Why does poverty exist? That’s no small question for an individual to ask, but in Iqbal Quadir’s homeland, Bangladesh, there may be no other question that matters more.
His answer is twofold: First, European prosperity resulted from the devolution of authorities and the empowerment of citizens, while Western aid to developing countries simply empowered authorities to marginalize the citizenry. Even looking at oil-rich countries, the autocratic regimes grew spectacularly wealthy, while poverty remained entrenched. “Economic development,” Quadir concludes, “is of, by and for the people.” Second, his life experience had demonstrated that connectivity is a powerful weapon against poverty. The ability to communicate eliminates massive and avoidable waste in productivity, which in turn creates greater commerce and economies.

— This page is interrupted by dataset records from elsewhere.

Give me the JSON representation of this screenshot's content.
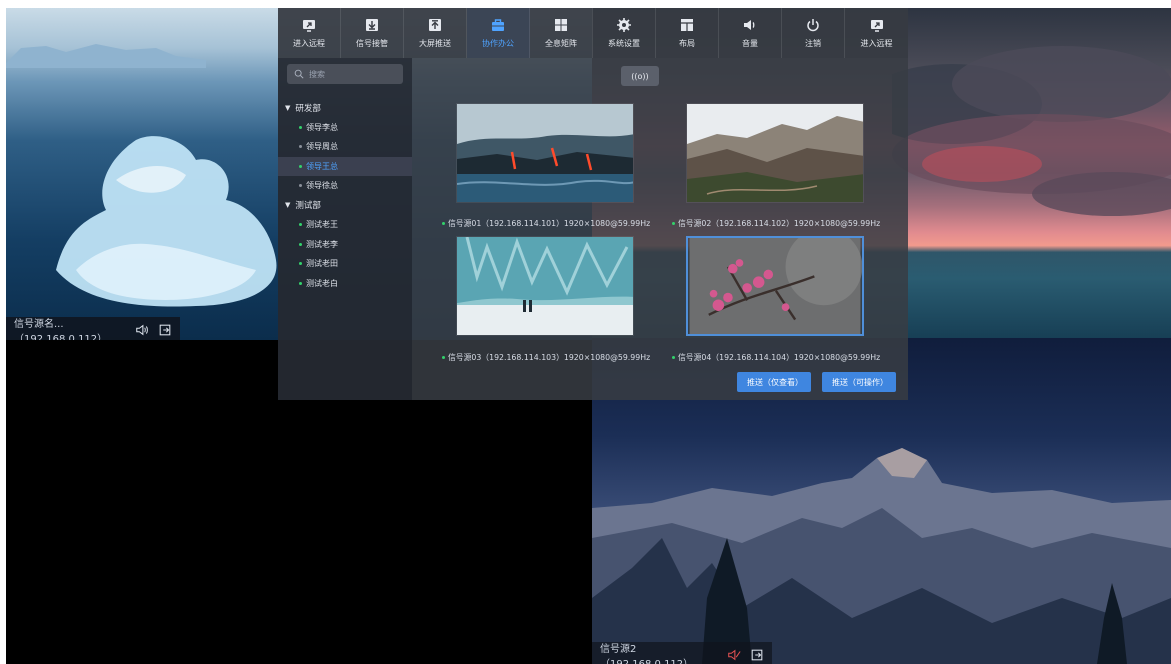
{
  "toolbar": {
    "items": [
      {
        "label": "进入远程",
        "icon": "enter-remote-icon"
      },
      {
        "label": "信号接管",
        "icon": "download-icon"
      },
      {
        "label": "大屏推送",
        "icon": "upload-icon"
      },
      {
        "label": "协作办公",
        "icon": "briefcase-icon"
      },
      {
        "label": "全息矩阵",
        "icon": "grid-icon"
      },
      {
        "label": "系统设置",
        "icon": "gear-icon"
      },
      {
        "label": "布局",
        "icon": "layout-icon"
      },
      {
        "label": "音量",
        "icon": "speaker-icon"
      },
      {
        "label": "注销",
        "icon": "power-icon"
      },
      {
        "label": "进入远程",
        "icon": "enter-remote-icon"
      }
    ],
    "active_index": 3
  },
  "panel": {
    "search_placeholder": "搜索",
    "tree": [
      {
        "group": "研发部",
        "children": [
          {
            "label": "领导李总",
            "online": true
          },
          {
            "label": "领导周总",
            "online": false
          },
          {
            "label": "领导王总",
            "online": true,
            "selected": true
          },
          {
            "label": "领导徐总",
            "online": false
          }
        ]
      },
      {
        "group": "测试部",
        "children": [
          {
            "label": "测试老王",
            "online": true
          },
          {
            "label": "测试老李",
            "online": true
          },
          {
            "label": "测试老田",
            "online": true
          },
          {
            "label": "测试老白",
            "online": true
          }
        ]
      }
    ],
    "broadcast_label": "((o))",
    "sources": [
      {
        "caption": "信号源01（192.168.114.101）1920×1080@59.99Hz"
      },
      {
        "caption": "信号源02（192.168.114.102）1920×1080@59.99Hz"
      },
      {
        "caption": "信号源03（192.168.114.103）1920×1080@59.99Hz"
      },
      {
        "caption": "信号源04（192.168.114.104）1920×1080@59.99Hz",
        "selected": true
      }
    ],
    "push_view_label": "推送（仅查看）",
    "push_operate_label": "推送（可操作）"
  },
  "windows": {
    "left_source_label": "信号源名...（192.168.0.112）",
    "bottom_source_label": "信号源2（192.168.0.112）"
  },
  "colors": {
    "accent": "#4fa3ff",
    "online": "#33d26b",
    "button": "#3f86e0"
  }
}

In Bangladesh 12 years ago, only one in 500 people had access to a telephone. “In whole areas where 100 million people lived, there were no telephones,” he says. “Vast amounts of wasted time results. The only way people can depend on each other is to connect to each other, which leads to productivity.” He decided to bring cell phones to them all–although not to each of them individually.
The New York-banker-turned-Bangladeshi-entrepreneur faced the hurdles you would imagine, the most prominent being that poor people could not afford cell phones. But in fine entrepreneurial fashion, Quadir contended, “If a cell phone creates productivity, why would you worry about [people’s ability to pay]?” With backing from microbank GrameenBank, Quadir started GrameenPhone, a locally based shared cell phone service. He approached a single woman entrepreneur in each village and provided her with a cell phone. The local woman would lease its access on a per-call basis, making cell phone communication available to more than 52,000 Bangladeshi villages and 80 million people. As for the women entrepreneurs, there are now 115,000 of them within GrameenPhone, each making a profit of $700 a year, far more than the average per capita income of the country.